The split squat can be done with dumbbells, a barbell, kettlebells or your own body weight. To make the exercise harder, you can place the back foot on an elevated surface to perform a Bulgarian split squat (another variation of the split squat) or to modify it, you can keep your foot on the floor and use your own body weight.

6. Dumbbell squat to press

The dumbbell squat to press, also known as propellant, is a compound exercise that starts in a front squat position and ends in an overhead press. This full body movement can be done with dumbbells, a barbell or kettlebells. It is a power exercise meant to be performed quickly when moving from a squat to a press.

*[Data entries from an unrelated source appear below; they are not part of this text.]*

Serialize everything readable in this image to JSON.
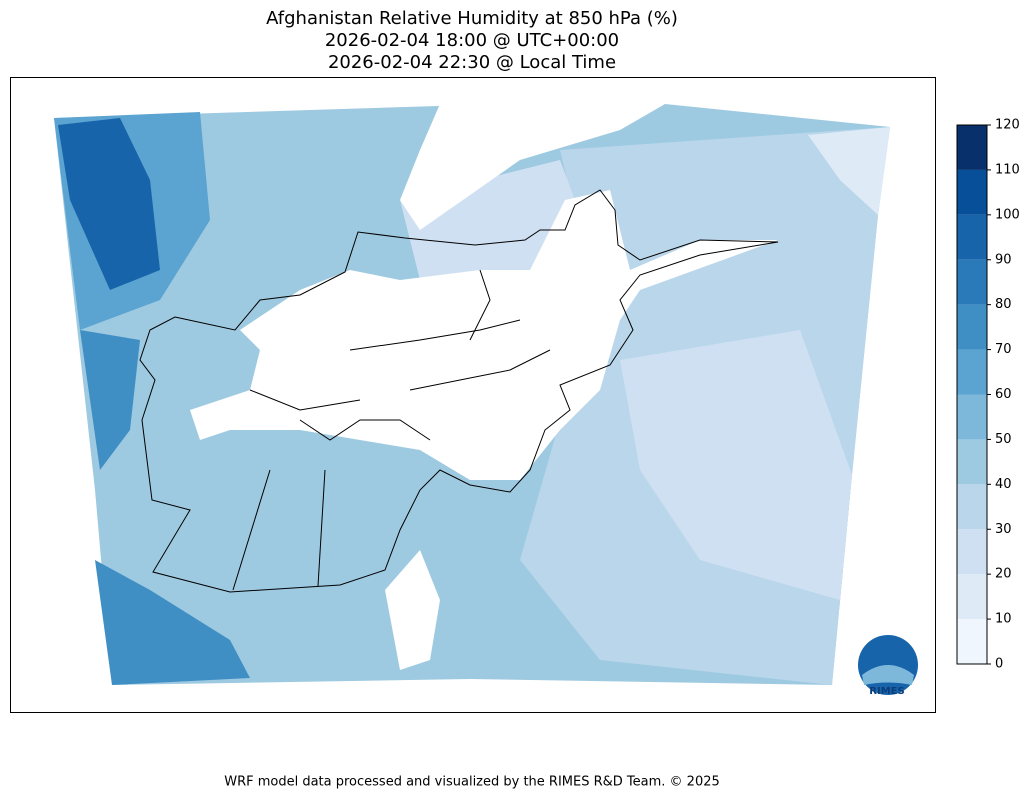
{
  "title": [
    "Afghanistan Relative Humidity at 850 hPa (%)",
    "2026-02-04 18:00 @ UTC+00:00",
    "2026-02-04 22:30 @ Local Time"
  ],
  "colorbar": {
    "ticks": [
      0,
      10,
      20,
      30,
      40,
      50,
      60,
      70,
      80,
      90,
      100,
      110,
      120
    ],
    "colors": [
      "#f0f6fd",
      "#deebf7",
      "#cfe0f2",
      "#bad6eb",
      "#9ecae1",
      "#7db8da",
      "#5ba3d0",
      "#3f8fc5",
      "#2a7ab9",
      "#1764ab",
      "#084f99",
      "#08306b"
    ]
  },
  "logo": "RIMES",
  "footer": "WRF model data processed and visualized by the RIMES R&D Team. © 2025"
}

“From a conditioning standpoint, with the right weight and the right timing, this full-body movement can really increase cardiovascular demand,” says Shinekwa Kershaw, a personal trainer at Blink Fitness. She suggests that if you have knee limitations, make sure you only squat parallel or just above them. This can also be performed as a squat sitting on a box or chair. If you have problems with overhead pressing, another option that Kershaw suggests is to do a squat to bicep curl.

7. Squats

The traditional squat is an important exercise because it targets the muscles in your lower body, like your glutes, quads, hamstrings, abs – even your upper body. You can load the squat with dumbbells, barbells, kettlebells and sandbags. “Not only is the squat a functional move that mimics everyday life like sitting and standing in a chair, it increases our anabolic hormones, and is important for the spine and heart strength,” explains Natalie Yco , the LA-based fitness trainer.

There are also different variations of squats such as squat jumps, single leg squats, back barbell squats, front squats, goblet squats, sumo squats and more. “Squats strengthen the muscle around the knee to help prevent knee injuries and can help improve flexibility while moving through a deeper range of motion,” says Yco.

If you’re new to squats and haven’t mastered the move yet, Yco suggests trying wall squats with a stability ball placed between your back and a wall. Start in a standing position with your feet shoulder-width apart and back against the ball, and lower yourself into a sitting position by bending your knees to a 90-degree angle. The goal is to keep your lower back firmly against the ball. This modification takes the stress off your lower back and makes it easier to squat down.

8. Kettlebell Swing

Kettlebell exercises have become popular even outside the Crossfit crowd. One exercise in particular that is a favorite among fitness experts is the kettlebell swing. The total body exercise uses your hips, core, hamstrings, glutes and upper body to produce an explosive movement. It’s an excellent way to get cardio in while also strengthen your posterior chain (the back of your body).

“I love the two-handed kettlebell swing because it’s an exercise that builds total body strength and also improves your cardiovascular fitness,” says Jennifer Conroyd, an ACE certified trainer and USA Track and Field Coach. Before doing the kettlebell swing (or any other kettlebell exercise), you should have an expert with kettlebell training teach you the proper technique. Kettlebell training is all about mastering the technique first, before moving on to swing or snatch heavy kettlebells.

“It’s really a phenomenal all-in-one exercise and it’s important to focus on good posture and use your hips to generate movement,” says Conroyd. If you’re just learning to swing, she suggests modifying the movement by decreasing the weight of the kettlebell until you feel comfortable with the movement. If you have shoulder or shoulder injuries, you may not be the best candidate for kettlebell swings and you should consult with your doctor or physical therapist before trying them first.

The information contained in this article is for educational and informational purposes only and is not intended as health or medical advice. Always consult a doctor or other qualified health practitioner regarding any questions you may have about a medical condition or health goals.